Пушкарская с недоумением посмотрела вслед соседке и перевела взгляд снова на Мирославу:
– Вы по какому делу? – спросила она.
– Так меня из театра прислали! – улыбнулась Мирослава, – хотят Клару!
– Ах, Клару, – облегчённо выдохнула Пушкарская, – так это во всём Таня виновата!
– Таня? – пришёл черёд удивляться Мирославе, – какая Таня?
– Так Лобецкая же!
– В чём же её вина?
– Так она же нашла время свалиться с температурой в то время, когда у Кларочки гастроли! Как нарочно подгадала! Клара бросила всё и к ней полетела!
– Таня ваша родственница?
– Подруга она Кларина! Не разлей вода!
– А как Клара узнала, что Таня заболела?
– Она сама ей и позвонила, приезжай, мол, умираю. Клара и поехала. Она мне на днях от Татьяны звонила. Вроде той стало получше, но одну её ещё оставлять нельзя.
– А что, за Таней больше некому ухаживать?

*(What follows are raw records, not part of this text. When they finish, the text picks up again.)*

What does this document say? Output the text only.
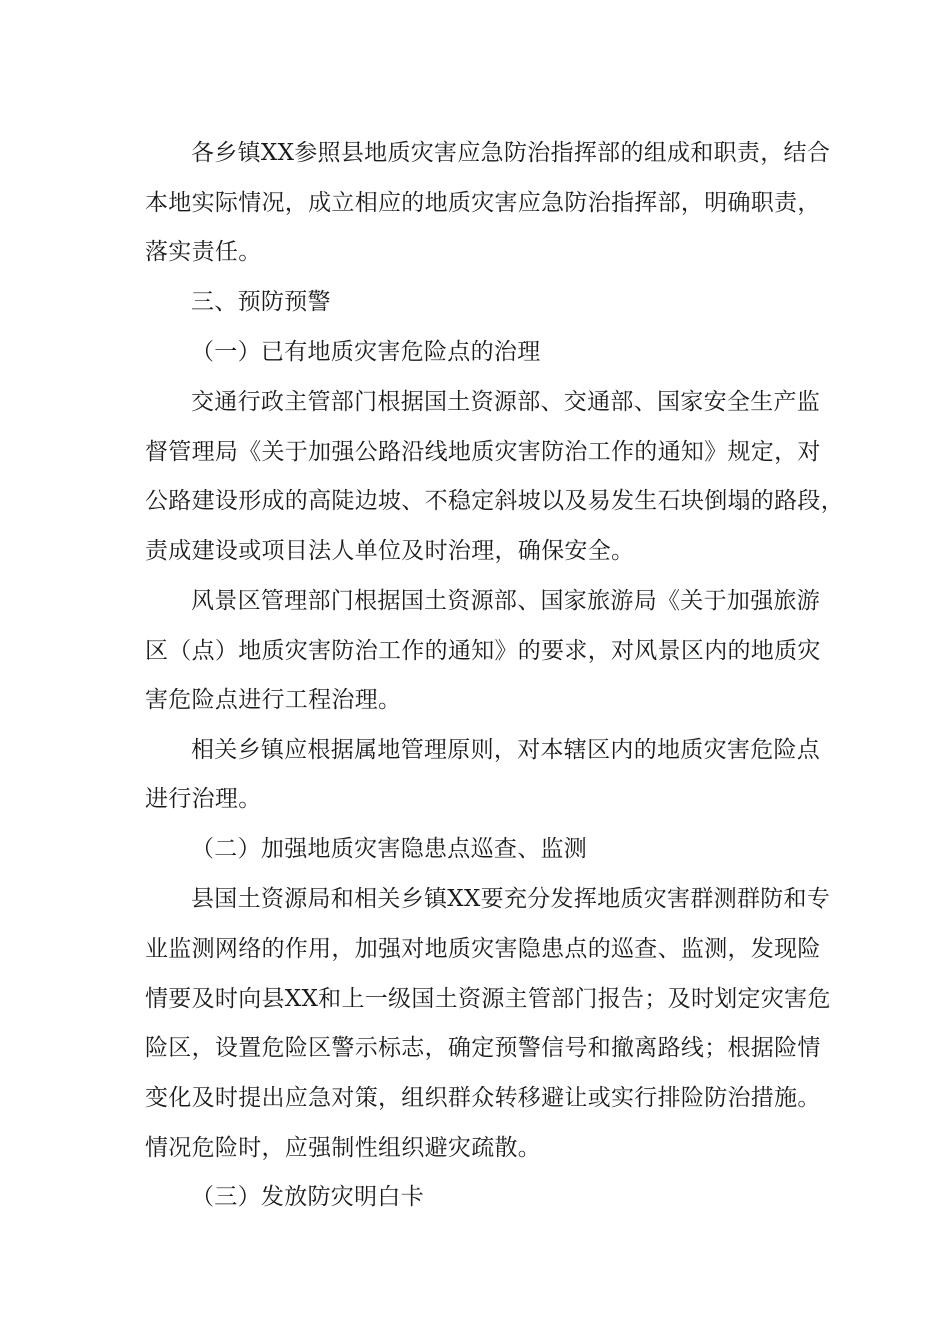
各乡镇XX参照县地质灾害应急防治指挥部的组成和职责，结合
本地实际情况，成立相应的地质灾害应急防治指挥部，明确职责，
落实责任。
三、预防预警
（一）已有地质灾害危险点的治理
交通行政主管部门根据国土资源部、交通部、国家安全生产监
督管理局《关于加强公路沿线地质灾害防治工作的通知》规定，对
公路建设形成的高陡边坡、不稳定斜坡以及易发生石块倒塌的路段，
责成建设或项目法人单位及时治理，确保安全。
风景区管理部门根据国土资源部、国家旅游局《关于加强旅游
区（点）地质灾害防治工作的通知》的要求，对风景区内的地质灾
害危险点进行工程治理。
相关乡镇应根据属地管理原则，对本辖区内的地质灾害危险点
进行治理。
（二）加强地质灾害隐患点巡查、监测
县国土资源局和相关乡镇XX要充分发挥地质灾害群测群防和专
业监测网络的作用，加强对地质灾害隐患点的巡查、监测，发现险
情要及时向县XX和上一级国土资源主管部门报告；及时划定灾害危
险区，设置危险区警示标志，确定预警信号和撤离路线；根据险情
变化及时提出应急对策，组织群众转移避让或实行排险防治措施。
情况危险时，应强制性组织避灾疏散。
（三）发放防灾明白卡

– Одна она, как перст, – сокрушённо вздохнула Софья Михайловна. – Сначала-то они жили в нашем дворе. А потом просто как мор напал на семью, не стало бабушки, дедушки, матери и отца Тани, а затем и старшая сестра Тани ушла. Жаль девчонку, сил нет! – Софья Михайловна смахнула кончиком носового платка, которым только что стирала пот со лба, крошечную слезинку, выкатившуюся из её правого глаза.
– И теперь Таня не живёт в вашем дворе?
– Нет, продала она квартиру и купила себе домик в Невельском.
– А где это?
– В пригороде Волчеморска, рукой подать.
– Но всё равно Клара не должна была уезжать самовольно.

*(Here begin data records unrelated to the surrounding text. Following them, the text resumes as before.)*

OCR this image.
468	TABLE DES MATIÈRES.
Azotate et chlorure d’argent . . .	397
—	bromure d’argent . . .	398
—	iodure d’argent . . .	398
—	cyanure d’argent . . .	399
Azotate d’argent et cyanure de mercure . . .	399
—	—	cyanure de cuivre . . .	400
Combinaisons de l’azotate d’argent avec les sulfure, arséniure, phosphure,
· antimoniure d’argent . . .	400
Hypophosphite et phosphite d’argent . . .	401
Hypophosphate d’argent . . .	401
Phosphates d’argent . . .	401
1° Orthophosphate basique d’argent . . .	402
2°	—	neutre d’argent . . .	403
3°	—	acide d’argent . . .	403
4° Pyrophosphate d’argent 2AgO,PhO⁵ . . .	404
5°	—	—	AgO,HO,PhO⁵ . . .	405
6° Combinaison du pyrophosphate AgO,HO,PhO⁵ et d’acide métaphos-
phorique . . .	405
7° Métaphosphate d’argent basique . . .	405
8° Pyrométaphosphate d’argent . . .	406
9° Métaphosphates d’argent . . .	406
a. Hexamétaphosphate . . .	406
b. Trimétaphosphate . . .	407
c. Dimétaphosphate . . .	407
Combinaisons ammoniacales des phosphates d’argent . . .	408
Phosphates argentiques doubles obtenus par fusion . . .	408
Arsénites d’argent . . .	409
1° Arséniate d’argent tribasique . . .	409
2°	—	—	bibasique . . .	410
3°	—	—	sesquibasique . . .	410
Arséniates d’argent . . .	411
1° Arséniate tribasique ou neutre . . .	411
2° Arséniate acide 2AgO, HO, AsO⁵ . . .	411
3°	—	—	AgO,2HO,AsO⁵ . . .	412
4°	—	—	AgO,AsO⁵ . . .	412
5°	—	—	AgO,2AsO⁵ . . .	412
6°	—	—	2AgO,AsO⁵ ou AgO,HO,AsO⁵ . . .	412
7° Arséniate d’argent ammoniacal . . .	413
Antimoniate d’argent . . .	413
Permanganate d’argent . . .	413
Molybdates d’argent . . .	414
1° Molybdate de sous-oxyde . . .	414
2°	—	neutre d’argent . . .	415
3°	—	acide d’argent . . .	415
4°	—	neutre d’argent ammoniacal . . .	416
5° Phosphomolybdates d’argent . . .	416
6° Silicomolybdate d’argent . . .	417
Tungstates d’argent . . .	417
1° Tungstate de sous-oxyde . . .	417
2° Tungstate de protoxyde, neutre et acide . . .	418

– Так она договорилась с Раей, что она её подменит. Невелика у Клары роль, – Пушкарская грустно вздохнула.
– Софья Михайловна! – решила блефовать Мирослава, – но Клара должна была хотя бы режиссёра поставить в известность.
– А то вы не знаете, какой деспот ваш Альфред Фёдорович! Он же настоящий Карабас Барабас! Сказал бы Кларочке, что пусть её подружка хоть ноги протянет, ему нет до этого дела. И баста!
– Вася… – машинально проговорила Мирослава.
– Не Вася, а Гульнов!
– Гульнов?
– Вы что, не помните, какая фамилия у вашего режиссёра?! – Пушкарская посмотрела на Мирославу с подозрением.
– Нет, почему же, – сказала Мирослава, – я помню, что фамилия Альфреда Фёдоровича Гульнов, просто я не представляла его в роли Карабаса-Барабаса.
– Он не в роли! – горячо заверила её Пушкарская, – он по жизни такой! Мою Кларочку просто затиранил! И постоянно притесняет её!
– Притесняет?
– Ну, конечно! – горячо проговорила Софья Михайловна, – ролей ей хороших не даёт! А Кларочка у меня талантище!
– Да, конечно…
– Вот, и вы заметили!
Мирослава не стала возражать.
А Пушкарская продолжила:
– Иной раз такая злость меня разбирает, что голову бы ему открутила своими руками!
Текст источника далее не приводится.